In 1980, there were 5,000 settlers in the West Bank and Gaza . In 1993, there were 115,000 settlers, and today there are 230,000 settlers. If settlement growth continues, in a very short time the Jewish and Palestinian populations will be so intertwined that separation will be impossible.
Fully aware of this, some Palestinian leaders have begun to promote a one-state solution as the only way to end the conflict. "Settlements are expanding," they say, "and a state of our own is no longer feasible. So let there be a single state from the Mediterranean Sea to the Jordan River in which every person, Arab and Jew, will have one vote and equal rights." They make this proposal knowing that this territory will soon have an Arab majority and that a single state will mean the end of Israel .
This is not a doomsday scenario for the distant future. This argument is being made right now on talk shows and college campuses and is evoking a positive response. Americans see little reason to oppose a single state for Palestinians and Israelis that offers equal rights for all. Yet if settlements continue to grow and we are committed to democracy, we have no convincing response to offer.
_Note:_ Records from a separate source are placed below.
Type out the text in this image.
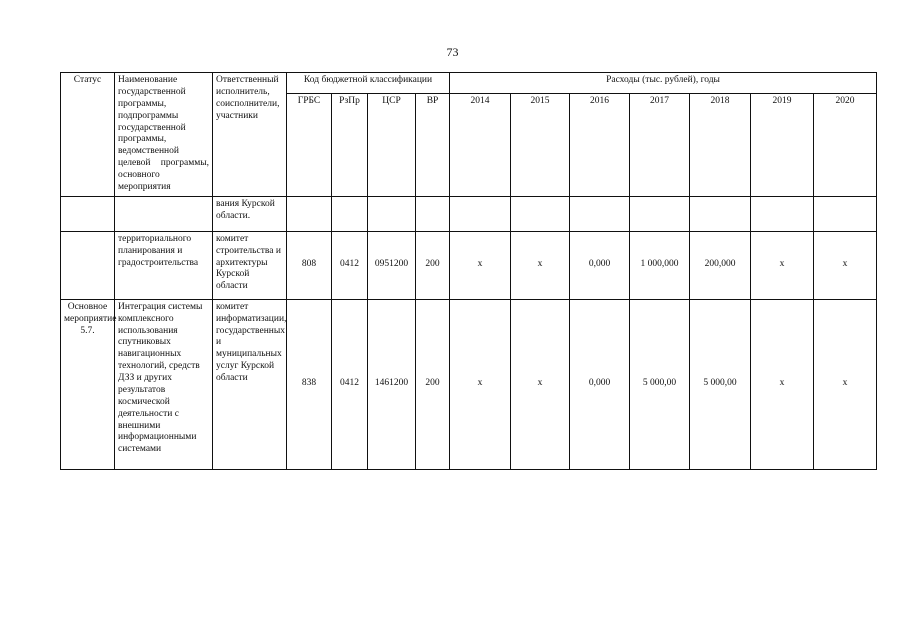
73
Статус	Наименование государственной программы, подпрограммы государственной программы, ведомственной целевой программы, основного мероприятия	Ответственный исполнитель, соисполнители, участники	Код бюджетной классификации				Расходы (тыс. рублей), годы						
			ГРБС	РзПр	ЦСР	ВР	2014	2015	2016	2017	2018	2019	2020
		вания Курской области.											
	территориального планирования и градостроительства	комитет строительства и архитектуры Курской области	808	0412	0951200	200	x	x	0,000	1 000,000	200,000	x	x
Основное мероприятие 5.7.	Интеграция системы комплексного использования спутниковых навигационных технологий, средств ДЗЗ и других результатов космической деятельности с внешними информационными системами	комитет информатизации, государственных и муниципальных услуг Курской области	838	0412	1461200	200	x	x	0,000	5 000,00	5 000,00	x	x
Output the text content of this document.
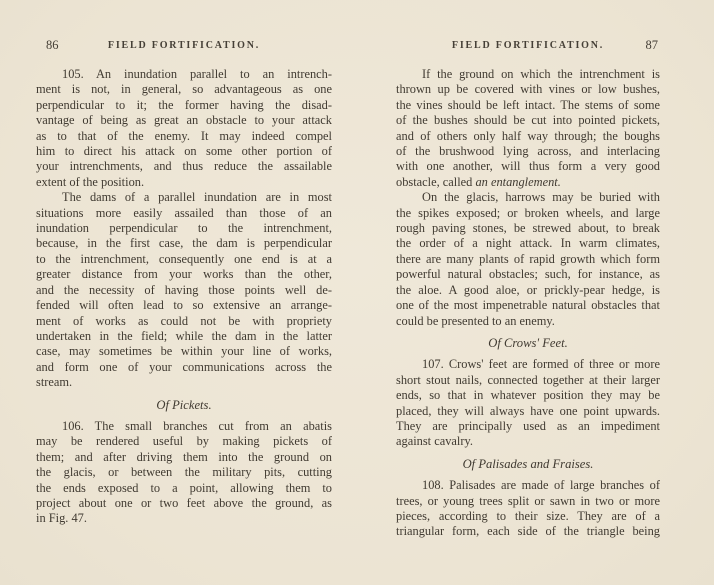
86	FIELD FORTIFICATION.
105. An inundation parallel to an intrench-
ment is not, in general, so advantageous as one
perpendicular to it; the former having the disad-
vantage of being as great an obstacle to your attack
as to that of the enemy. It may indeed compel
him to direct his attack on some other portion of
your intrenchments, and thus reduce the assailable
extent of the position.
The dams of a parallel inundation are in most
situations more easily assailed than those of an
inundation perpendicular to the intrenchment,
because, in the first case, the dam is perpendicular
to the intrenchment, consequently one end is at a
greater distance from your works than the other,
and the necessity of having those points well de-
fended will often lead to so extensive an arrange-
ment of works as could not be with propriety
undertaken in the field; while the dam in the latter
case, may sometimes be within your line of works,
and form one of your communications across the
stream.
Of Pickets.
106. The small branches cut from an abatis
may be rendered useful by making pickets of
them; and after driving them into the ground on
the glacis, or between the military pits, cutting
the ends exposed to a point, allowing them to
project about one or two feet above the ground, as
in Fig. 47.
87
FIELD FORTIFICATION.
If the ground on which the intrenchment is
thrown up be covered with vines or low bushes,
the vines should be left intact. The stems of some
of the bushes should be cut into pointed pickets,
and of others only half way through; the boughs
of the brushwood lying across, and interlacing
with one another, will thus form a very good
obstacle, called an entanglement.
On the glacis, harrows may be buried with
the spikes exposed; or broken wheels, and large
rough paving stones, be strewed about, to break
the order of a night attack. In warm climates,
there are many plants of rapid growth which form
powerful natural obstacles; such, for instance, as
the aloe. A good aloe, or prickly-pear hedge, is
one of the most impenetrable natural obstacles that
could be presented to an enemy.
Of Crows' Feet.
107. Crows' feet are formed of three or more
short stout nails, connected together at their larger
ends, so that in whatever position they may be
placed, they will always have one point upwards.
They are principally used as an impediment
against cavalry.
Of Palisades and Fraises.
108. Palisades are made of large branches of
trees, or young trees split or sawn in two or more
pieces, according to their size. They are of a
triangular form, each side of the triangle being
It is not our task to say what a final peace agreement should look like. But there will be no final agreement if settlement growth does not stop. I know that there are those who say that terror must end first and that it is too early to consider such a step. But our response is: Get your heads out of the sand. It is not too early; in fact, it is very nearly too late. With every passing day a two-state solution becomes more difficult and a single-state solution more likely.
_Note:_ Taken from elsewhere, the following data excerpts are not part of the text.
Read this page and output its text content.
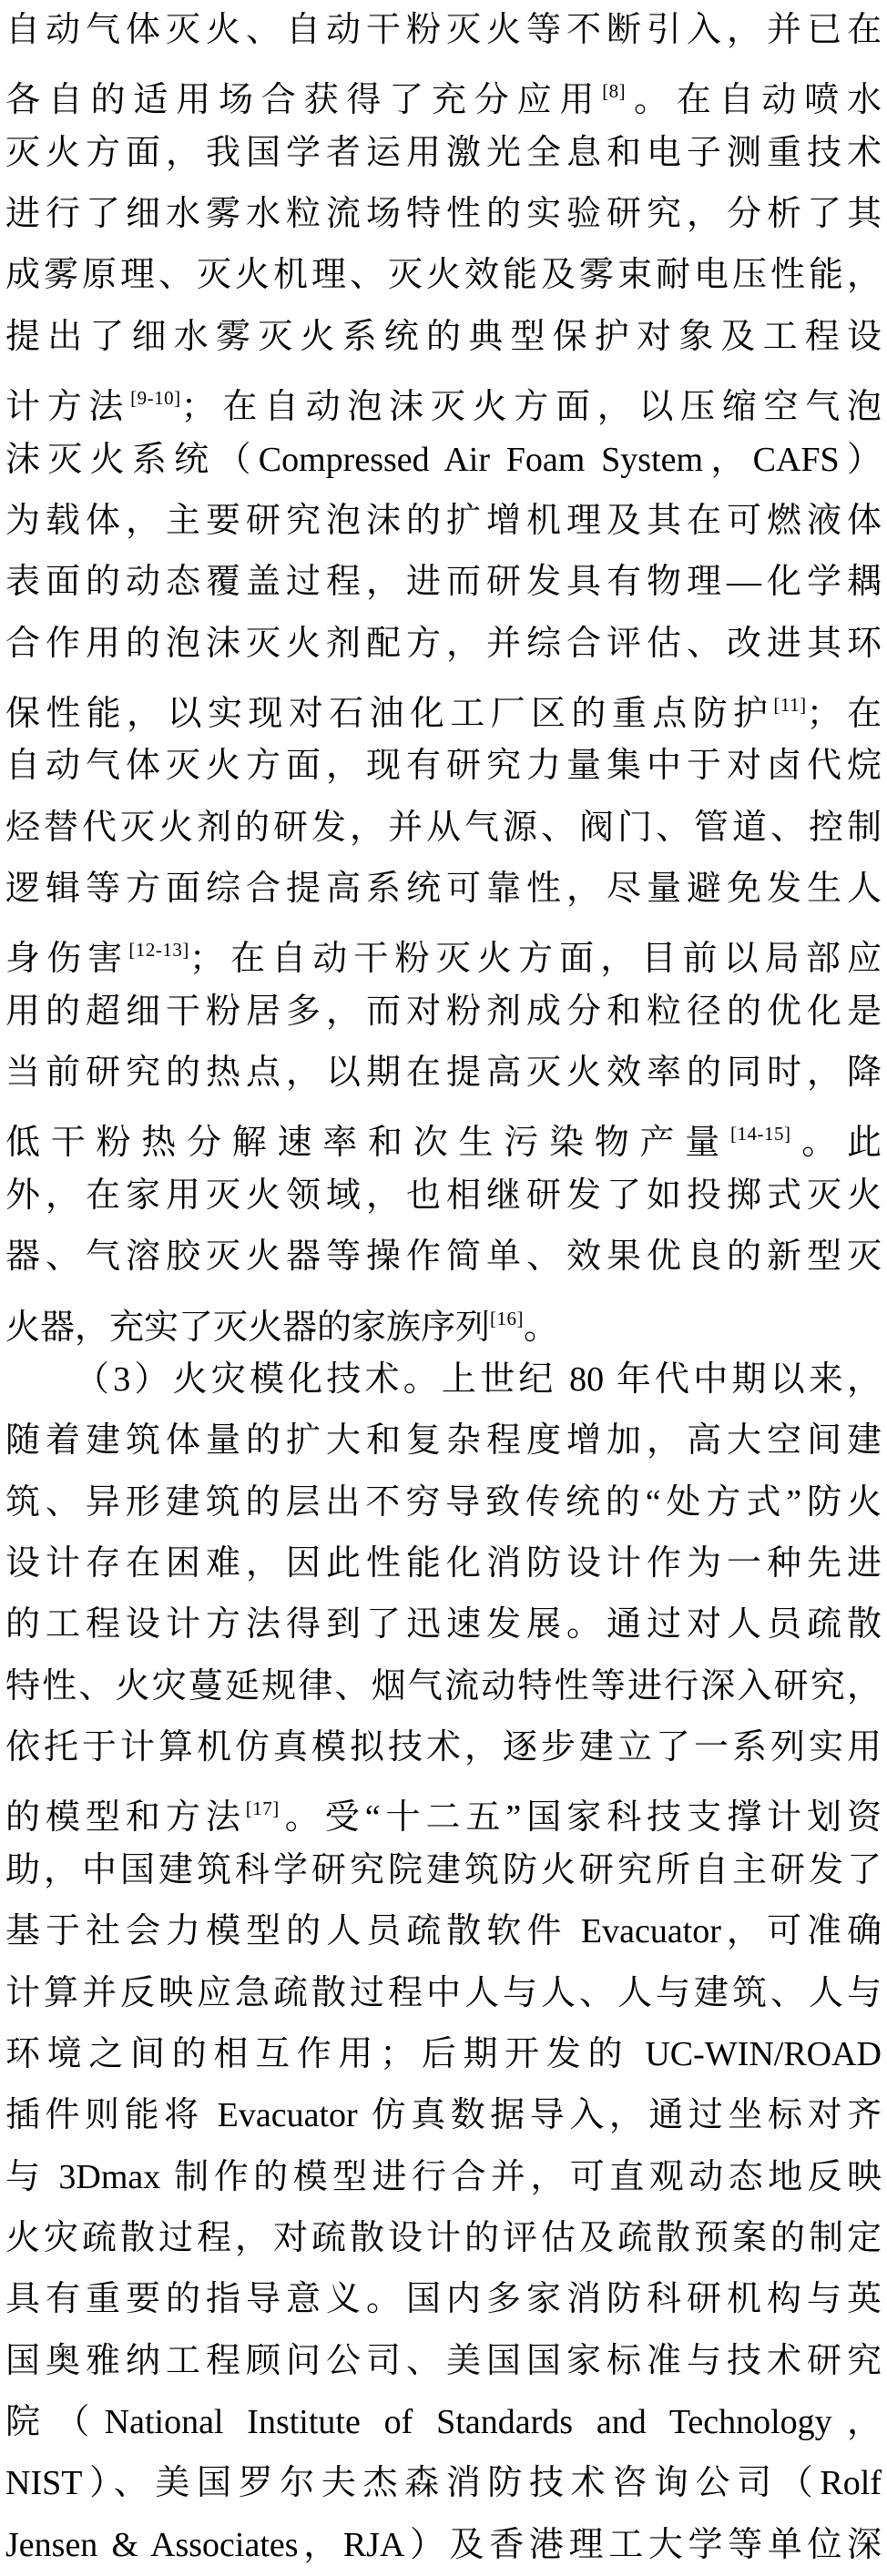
自动气体灭火、自动干粉灭火等不断引入，并已在
各自的适用场合获得了充分应用[8]。在自动喷水
灭火方面，我国学者运用激光全息和电子测重技术
进行了细水雾水粒流场特性的实验研究，分析了其
成雾原理、灭火机理、灭火效能及雾束耐电压性能，
提出了细水雾灭火系统的典型保护对象及工程设
计方法[9-10]；在自动泡沫灭火方面，以压缩空气泡
沫灭火系统（Compressed Air Foam System，CAFS）
为载体，主要研究泡沫的扩增机理及其在可燃液体
表面的动态覆盖过程，进而研发具有物理—化学耦
合作用的泡沫灭火剂配方，并综合评估、改进其环
保性能，以实现对石油化工厂区的重点防护[11]；在
自动气体灭火方面，现有研究力量集中于对卤代烷
烃替代灭火剂的研发，并从气源、阀门、管道、控制
逻辑等方面综合提高系统可靠性，尽量避免发生人
身伤害[12-13]；在自动干粉灭火方面，目前以局部应
用的超细干粉居多，而对粉剂成分和粒径的优化是
当前研究的热点，以期在提高灭火效率的同时，降
低干粉热分解速率和次生污染物产量[14-15]。此
外，在家用灭火领域，也相继研发了如投掷式灭火
器、气溶胶灭火器等操作简单、效果优良的新型灭
火器，充实了灭火器的家族序列[16]。
（3）火灾模化技术。上世纪 80 年代中期以来，
随着建筑体量的扩大和复杂程度增加，高大空间建
筑、异形建筑的层出不穷导致传统的“处方式”防火
设计存在困难，因此性能化消防设计作为一种先进
的工程设计方法得到了迅速发展。通过对人员疏散
特性、火灾蔓延规律、烟气流动特性等进行深入研究，
依托于计算机仿真模拟技术，逐步建立了一系列实用
的模型和方法[17]。受“十二五”国家科技支撑计划资
助，中国建筑科学研究院建筑防火研究所自主研发了
基于社会力模型的人员疏散软件 Evacuator，可准确
计算并反映应急疏散过程中人与人、人与建筑、人与
环境之间的相互作用；后期开发的 UC-WIN/ROAD
插件则能将 Evacuator 仿真数据导入，通过坐标对齐
与 3Dmax 制作的模型进行合并，可直观动态地反映
火灾疏散过程，对疏散设计的评估及疏散预案的制定
具有重要的指导意义。国内多家消防科研机构与英
国奥雅纳工程顾问公司、美国国家标准与技术研究
院（National Institute of Standards and Technology，
NIST）、美国罗尔夫杰森消防技术咨询公司（Rolf
Jensen & Associates，RJA）及香港理工大学等单位深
Not all settlers are extremists. But their leaders are trying to impose an endless war on Israel and the Jewish people. For these zealots, their right to live anywhere in the historic Land of Israel takes precedence over Israel 's democracy and, indeed, over her very existence. But I do not believe now, and I have never believed, that they speak for the Israeli majority.
And so we say to the government of Israel : You did not choose to fight this dreadful war. We know that you yearn for peace. We marvel at the strength and determination of the Israeli people. With your children on the front lines, you have refused to cower in your homes or give in to terror. Your heroism continues to inspire us. We in this Movement have been, and will always be, champions of the Zionist cause. We ask only that you consider the very real dangers that the settlements pose. Surely the Jewish people did not dream of Zion for 2,000 years in order to be a minority in somebody else's state.
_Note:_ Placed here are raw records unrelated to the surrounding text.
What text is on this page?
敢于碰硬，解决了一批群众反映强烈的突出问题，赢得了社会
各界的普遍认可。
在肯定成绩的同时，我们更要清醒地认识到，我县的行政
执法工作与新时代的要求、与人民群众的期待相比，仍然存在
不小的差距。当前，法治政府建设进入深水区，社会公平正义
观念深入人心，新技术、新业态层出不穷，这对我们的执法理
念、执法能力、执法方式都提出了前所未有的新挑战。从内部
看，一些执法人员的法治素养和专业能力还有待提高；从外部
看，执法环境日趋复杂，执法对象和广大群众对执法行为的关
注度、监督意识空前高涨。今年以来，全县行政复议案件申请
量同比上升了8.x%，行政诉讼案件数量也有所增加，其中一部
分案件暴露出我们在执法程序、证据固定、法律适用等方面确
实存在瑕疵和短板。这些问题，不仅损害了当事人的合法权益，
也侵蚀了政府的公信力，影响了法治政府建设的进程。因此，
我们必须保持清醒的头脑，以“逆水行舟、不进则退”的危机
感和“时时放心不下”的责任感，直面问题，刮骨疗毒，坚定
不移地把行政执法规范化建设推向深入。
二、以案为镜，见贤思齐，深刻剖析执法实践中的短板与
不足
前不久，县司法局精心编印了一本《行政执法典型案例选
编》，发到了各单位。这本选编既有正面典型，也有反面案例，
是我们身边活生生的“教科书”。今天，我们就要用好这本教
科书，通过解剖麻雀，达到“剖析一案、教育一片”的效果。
As we face this and all the other challenges of our day, I am filled with optimism.
We are, after all, the children of Abraham, confronted with the very same summons to "Go forth." And go forth we will: to enrich our inner lives, to embrace our people, to repair our world. And on the way, we will search out that inner holiness that permeates all of life.
The destination of that journey, begun by Abraham, is always farther than we thought and the route, at times, more treacherous.
But we are fortified by the worthiness of our leadership-by men and women of high motive and serious purpose, who really care. And by the conviction that the message of morality and faith, whose bearers we are, has not outlived its usefulness.
We are fortified as well by the restless hopes and high aspirations that propel Reform Judaism. Ours is a tradition that is rooted in Torah but focused on the dreams of tomorrow-a tradition that casts its steady gaze on a future filled with the promise of a world redeemed.
So we continue our journey no matter what, knowing, sometimes obscurely, sometimes with blazing clarity, that this is what God wants us to do.